Come giocare in streaming senza lag: ottimizza rete a costo zero
Immagina di essere nel bel mezzo di una boss fight: hai la vittoria a portata di mano, stai per sferrare l’attacco decisivo… e all’improvviso il gioco si blocca, il nemico si teletrasporta dall’altra parte dello schermo e tu vieni sconfitto senza capire nemmeno come. Se giochi in cloud gaming, sai bene che il lag può trasformare un’esperienza fantastica in una fonte di frustrazione. Eppure, non sempre serve cambiare abbonamento a internet o spendere cifre esorbitanti per una linea migliore: spesso bastano piccoli accorgimenti per migliorare in modo significativo la fluidità e la reattività del gioco. In questo articolo ti mostro come ridurre il lag nello streaming di giochi senza mettere mano al portafoglio, con consigli pratici, veloci da applicare e alla portata di chiunque. Sei pronto? Iniziamo…

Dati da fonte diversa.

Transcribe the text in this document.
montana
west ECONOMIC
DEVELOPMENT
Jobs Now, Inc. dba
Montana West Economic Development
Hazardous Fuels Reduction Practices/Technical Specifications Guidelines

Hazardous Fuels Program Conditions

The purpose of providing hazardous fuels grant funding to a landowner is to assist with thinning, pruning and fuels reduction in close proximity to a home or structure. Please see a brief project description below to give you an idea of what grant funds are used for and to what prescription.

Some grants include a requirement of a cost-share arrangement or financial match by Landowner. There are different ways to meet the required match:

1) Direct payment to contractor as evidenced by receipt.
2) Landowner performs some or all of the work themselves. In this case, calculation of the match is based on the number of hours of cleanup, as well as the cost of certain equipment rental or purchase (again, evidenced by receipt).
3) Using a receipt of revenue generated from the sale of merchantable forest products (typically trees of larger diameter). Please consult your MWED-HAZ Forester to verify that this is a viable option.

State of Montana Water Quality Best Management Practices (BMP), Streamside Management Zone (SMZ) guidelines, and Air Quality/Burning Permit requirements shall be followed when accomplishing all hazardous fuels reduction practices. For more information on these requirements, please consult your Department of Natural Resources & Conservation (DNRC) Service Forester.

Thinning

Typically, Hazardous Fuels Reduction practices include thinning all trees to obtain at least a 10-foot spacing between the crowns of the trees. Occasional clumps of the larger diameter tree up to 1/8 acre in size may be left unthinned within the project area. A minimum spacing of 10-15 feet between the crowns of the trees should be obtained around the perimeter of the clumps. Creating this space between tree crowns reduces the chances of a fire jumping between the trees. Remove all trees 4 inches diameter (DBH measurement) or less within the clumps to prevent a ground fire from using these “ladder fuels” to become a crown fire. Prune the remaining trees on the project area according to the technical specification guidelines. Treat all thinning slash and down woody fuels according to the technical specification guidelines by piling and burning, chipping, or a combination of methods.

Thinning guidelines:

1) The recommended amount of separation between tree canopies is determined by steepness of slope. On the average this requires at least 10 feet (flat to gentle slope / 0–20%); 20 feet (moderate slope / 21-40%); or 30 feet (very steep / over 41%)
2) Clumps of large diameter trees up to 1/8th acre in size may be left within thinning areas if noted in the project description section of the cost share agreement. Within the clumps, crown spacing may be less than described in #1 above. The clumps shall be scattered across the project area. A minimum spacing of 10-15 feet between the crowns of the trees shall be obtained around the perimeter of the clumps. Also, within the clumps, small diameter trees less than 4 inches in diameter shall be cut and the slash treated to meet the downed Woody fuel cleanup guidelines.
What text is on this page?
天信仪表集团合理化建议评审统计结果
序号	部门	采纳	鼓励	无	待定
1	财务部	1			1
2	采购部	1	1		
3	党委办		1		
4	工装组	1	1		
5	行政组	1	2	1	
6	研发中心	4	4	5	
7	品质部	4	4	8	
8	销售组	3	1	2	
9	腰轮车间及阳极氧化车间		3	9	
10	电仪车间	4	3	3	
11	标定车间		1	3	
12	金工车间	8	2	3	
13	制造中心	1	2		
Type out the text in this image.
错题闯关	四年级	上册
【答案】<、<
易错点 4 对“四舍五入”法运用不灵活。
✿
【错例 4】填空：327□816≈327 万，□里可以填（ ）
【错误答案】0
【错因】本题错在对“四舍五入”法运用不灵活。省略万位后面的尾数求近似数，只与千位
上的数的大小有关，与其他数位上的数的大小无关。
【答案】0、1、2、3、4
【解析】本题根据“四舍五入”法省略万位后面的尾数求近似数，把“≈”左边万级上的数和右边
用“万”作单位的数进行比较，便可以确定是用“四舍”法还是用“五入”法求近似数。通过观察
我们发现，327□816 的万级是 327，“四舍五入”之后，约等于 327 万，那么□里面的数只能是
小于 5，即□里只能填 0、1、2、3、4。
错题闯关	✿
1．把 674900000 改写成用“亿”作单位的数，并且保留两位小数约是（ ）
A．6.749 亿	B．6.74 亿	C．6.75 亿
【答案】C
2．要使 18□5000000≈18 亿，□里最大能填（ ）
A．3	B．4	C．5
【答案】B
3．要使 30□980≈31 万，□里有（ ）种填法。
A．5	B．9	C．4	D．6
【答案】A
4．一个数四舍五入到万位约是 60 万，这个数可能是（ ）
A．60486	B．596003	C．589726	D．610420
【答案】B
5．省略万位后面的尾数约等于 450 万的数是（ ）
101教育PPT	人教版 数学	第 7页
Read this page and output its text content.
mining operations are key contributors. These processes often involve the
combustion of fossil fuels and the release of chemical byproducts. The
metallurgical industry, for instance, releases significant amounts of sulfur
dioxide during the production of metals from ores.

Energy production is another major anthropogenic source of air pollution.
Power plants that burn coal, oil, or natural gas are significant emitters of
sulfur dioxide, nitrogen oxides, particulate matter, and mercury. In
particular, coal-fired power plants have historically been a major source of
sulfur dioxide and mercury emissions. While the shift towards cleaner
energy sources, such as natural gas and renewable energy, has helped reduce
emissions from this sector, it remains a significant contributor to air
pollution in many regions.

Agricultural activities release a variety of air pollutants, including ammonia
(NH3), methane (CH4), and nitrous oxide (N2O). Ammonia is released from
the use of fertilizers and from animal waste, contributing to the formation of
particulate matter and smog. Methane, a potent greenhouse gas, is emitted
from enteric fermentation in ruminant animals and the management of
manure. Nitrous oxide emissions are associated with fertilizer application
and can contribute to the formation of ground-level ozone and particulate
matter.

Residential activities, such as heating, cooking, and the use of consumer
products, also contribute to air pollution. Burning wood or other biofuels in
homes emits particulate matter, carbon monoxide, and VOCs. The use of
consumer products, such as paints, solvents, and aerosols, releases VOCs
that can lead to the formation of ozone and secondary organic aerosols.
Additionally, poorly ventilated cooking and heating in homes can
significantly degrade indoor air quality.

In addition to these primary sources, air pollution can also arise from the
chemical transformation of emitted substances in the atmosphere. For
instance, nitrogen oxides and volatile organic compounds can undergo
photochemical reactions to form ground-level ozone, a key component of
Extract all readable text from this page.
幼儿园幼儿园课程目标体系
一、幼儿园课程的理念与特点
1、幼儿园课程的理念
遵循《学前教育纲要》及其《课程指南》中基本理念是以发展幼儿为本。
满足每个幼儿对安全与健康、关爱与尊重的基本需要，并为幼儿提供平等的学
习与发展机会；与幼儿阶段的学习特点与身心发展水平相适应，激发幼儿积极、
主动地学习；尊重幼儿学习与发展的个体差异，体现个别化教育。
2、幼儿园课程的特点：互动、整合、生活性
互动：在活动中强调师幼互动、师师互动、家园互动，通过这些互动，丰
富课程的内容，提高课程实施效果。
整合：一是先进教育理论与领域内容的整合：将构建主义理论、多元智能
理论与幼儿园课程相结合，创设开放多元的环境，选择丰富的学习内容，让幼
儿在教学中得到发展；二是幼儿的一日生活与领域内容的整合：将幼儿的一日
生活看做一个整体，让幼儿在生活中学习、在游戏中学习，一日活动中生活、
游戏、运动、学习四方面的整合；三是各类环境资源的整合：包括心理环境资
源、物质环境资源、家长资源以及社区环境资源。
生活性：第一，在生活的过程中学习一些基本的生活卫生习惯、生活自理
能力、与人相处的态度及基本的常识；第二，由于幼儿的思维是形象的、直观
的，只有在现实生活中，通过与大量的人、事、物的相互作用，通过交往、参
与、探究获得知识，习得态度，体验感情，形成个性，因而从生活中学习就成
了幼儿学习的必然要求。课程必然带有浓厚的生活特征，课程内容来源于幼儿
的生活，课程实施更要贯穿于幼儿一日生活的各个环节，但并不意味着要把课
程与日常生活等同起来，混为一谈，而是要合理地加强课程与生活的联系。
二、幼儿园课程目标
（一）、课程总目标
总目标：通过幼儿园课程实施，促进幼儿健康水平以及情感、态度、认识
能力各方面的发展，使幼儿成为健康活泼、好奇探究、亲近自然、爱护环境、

Capire cos’è il lag e perché rovina il gioco
Prima di tutto, facciamo chiarezza sui termini: il lag è il ritardo tra l’azione che compi (per esempio premere un tasto sul controller) e la risposta che vedi sullo schermo. Nel cloud gaming questo ritardo è particolarmente critico, perché il gioco non gira sul tuo PC o sulla tua console, ma su server remoti che trasmettono in streaming le immagini.
In altre parole:
- tu invii comandi ai server tramite internet,
- i server elaborano e rimandano indietro il video del gioco,
- il tutto deve accadere nel minor tempo possibile.
Se la tua connessione non è stabile o ha troppa latenza, il risultato è un gameplay scattoso, con input che arrivano in ritardo e partite compromesse.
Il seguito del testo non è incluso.